Should be ready for review again

[normanmaurer]

@vietj PTAL as well

[normanmaurer]

one nit. ...

[normanmaurer]

Suggested change

	} else {
	// Need to check trailers don't contain pseudo headers. According to RFC 9113
	// Trailers MUST NOT include pseudo-header fields (Section 8.3).
	if (!headers.isEmpty()) {
	for (Iterator<Entry<CharSequence, CharSequence>> iterator =
	headers.iterator(); iterator.hasNext();) {
	if (Http2Headers.PseudoHeaderName.hasPseudoHeaderFormat(iterator.next().getKey())) {
	throw streamError(stream.id(), PROTOCOL_ERROR,
	"Found invalid Pseudo-Header in trailers");
	}
	}
	}
	}
	} else if (!headers.isEmpty()) {
	// Need to check trailers don't contain pseudo headers. According to RFC 9113
	// Trailers MUST NOT include pseudo-header fields (Section 8.3).
	for (Iterator<Entry<CharSequence, CharSequence>> iterator =
	headers.iterator(); iterator.hasNext();) {
	if (Http2Headers.PseudoHeaderName.hasPseudoHeaderFormat(iterator.next().getKey())) {
	throw streamError(stream.id(), PROTOCOL_ERROR,
	"Found invalid Pseudo-Header in trailers");
	}
	}
	}

[vietj]

I cannot see any test that triggers the bug that is fixed here, only existing test modifications that do not affect it

[normanmaurer]

I did some cleanup and added a test case /cc @vietj

[idelpivnitskiy]

Thanks for the contribution!
One minor suggestion:

[normanmaurer]

@isaacrivriv thanks a lot!

[pkoenig10]

This change broke users of grpc-netty.

grpc/grpc-java#10663

This is clearly a grpc-netty bug so there's no action required in Netty - I just wanted to comment here to make the maintainers aware of this issue.

[chrisvest]

@ejona86 @pkoenig10 The usage of isEmpty was fixed in grpc/grpc-java#10663 and #13717, but we did not look closely enough at the problem, because on this line we also call the iterator() method on the Http2Headers, which AbstractHttp2Headers still does not implement: https://github.com/grpc/grpc-java/blob/75492c8b36c9392d94dfce09fc132ce88c94325e/netty/src/main/java/io/grpc/netty/AbstractHttp2Headers.java#L499

[chrisvest]

I see there's already a grpc-java issue on this: grpc/grpc-java#10837

[chrisvest]

This looks like it was supposed to be fixed in 1.55.0 with grpc/grpc-java#9979. The report I got was using 1.51.1, and grpc/grpc-java#10837 reports using 1.30.2, so this is probably not an issue for those who are on newer versions!

[ejona86]

Oh that's great to hear.

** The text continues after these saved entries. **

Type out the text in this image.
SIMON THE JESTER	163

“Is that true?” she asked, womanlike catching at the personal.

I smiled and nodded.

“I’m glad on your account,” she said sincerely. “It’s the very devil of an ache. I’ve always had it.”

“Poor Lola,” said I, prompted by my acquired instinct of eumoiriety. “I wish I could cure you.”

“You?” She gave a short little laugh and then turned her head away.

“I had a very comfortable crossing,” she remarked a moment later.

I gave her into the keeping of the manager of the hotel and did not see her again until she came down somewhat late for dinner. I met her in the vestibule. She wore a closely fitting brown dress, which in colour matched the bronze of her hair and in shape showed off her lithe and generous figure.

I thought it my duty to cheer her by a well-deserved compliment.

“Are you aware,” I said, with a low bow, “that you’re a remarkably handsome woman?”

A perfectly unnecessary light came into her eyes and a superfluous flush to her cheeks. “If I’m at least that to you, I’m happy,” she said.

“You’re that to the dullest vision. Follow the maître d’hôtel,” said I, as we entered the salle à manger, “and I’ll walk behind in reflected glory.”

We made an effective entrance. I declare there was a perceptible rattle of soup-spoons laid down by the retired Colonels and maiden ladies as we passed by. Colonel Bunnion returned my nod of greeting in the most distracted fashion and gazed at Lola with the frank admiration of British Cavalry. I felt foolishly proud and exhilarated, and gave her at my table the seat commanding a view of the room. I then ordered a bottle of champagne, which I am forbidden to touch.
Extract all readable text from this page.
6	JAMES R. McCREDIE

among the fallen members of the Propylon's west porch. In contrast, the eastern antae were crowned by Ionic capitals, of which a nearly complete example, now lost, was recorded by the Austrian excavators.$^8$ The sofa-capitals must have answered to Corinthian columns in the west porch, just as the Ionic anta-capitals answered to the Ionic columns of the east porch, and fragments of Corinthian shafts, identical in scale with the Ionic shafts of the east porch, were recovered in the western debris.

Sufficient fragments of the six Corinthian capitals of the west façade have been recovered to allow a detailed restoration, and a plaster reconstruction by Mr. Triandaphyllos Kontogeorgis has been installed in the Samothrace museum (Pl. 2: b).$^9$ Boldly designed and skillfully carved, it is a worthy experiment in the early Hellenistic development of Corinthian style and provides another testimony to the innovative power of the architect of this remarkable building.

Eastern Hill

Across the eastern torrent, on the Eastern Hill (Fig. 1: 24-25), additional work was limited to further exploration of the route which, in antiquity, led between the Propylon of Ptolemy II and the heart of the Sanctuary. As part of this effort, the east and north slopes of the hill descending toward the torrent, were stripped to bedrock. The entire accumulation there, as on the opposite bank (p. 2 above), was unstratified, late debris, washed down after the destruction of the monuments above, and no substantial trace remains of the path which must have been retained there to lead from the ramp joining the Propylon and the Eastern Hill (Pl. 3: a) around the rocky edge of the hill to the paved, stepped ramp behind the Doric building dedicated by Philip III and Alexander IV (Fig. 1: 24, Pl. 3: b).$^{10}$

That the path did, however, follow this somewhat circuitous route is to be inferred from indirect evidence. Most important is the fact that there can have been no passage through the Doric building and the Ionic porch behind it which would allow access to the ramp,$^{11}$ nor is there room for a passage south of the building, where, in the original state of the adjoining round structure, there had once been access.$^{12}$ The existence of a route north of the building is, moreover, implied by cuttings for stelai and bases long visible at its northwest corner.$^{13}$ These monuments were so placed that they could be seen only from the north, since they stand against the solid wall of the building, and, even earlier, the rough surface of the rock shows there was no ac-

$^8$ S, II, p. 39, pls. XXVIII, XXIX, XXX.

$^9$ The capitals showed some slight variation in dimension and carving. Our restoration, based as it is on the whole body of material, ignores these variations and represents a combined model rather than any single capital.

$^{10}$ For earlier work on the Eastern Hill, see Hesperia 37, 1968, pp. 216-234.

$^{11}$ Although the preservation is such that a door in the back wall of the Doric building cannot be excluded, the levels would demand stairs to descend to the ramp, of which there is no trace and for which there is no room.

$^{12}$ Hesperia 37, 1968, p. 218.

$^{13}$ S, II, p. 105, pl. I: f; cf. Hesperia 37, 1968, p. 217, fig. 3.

I saw the issue this morning as felt, "oh no." Glad it is already added. (Although obviously, better than recently being added would have been "always had been implemented"... We should re-run the benchmarks to see how much of a performance difference it makes to use our own impl, although benchmarking garbage creation is terribly difficult to get meaningful results.)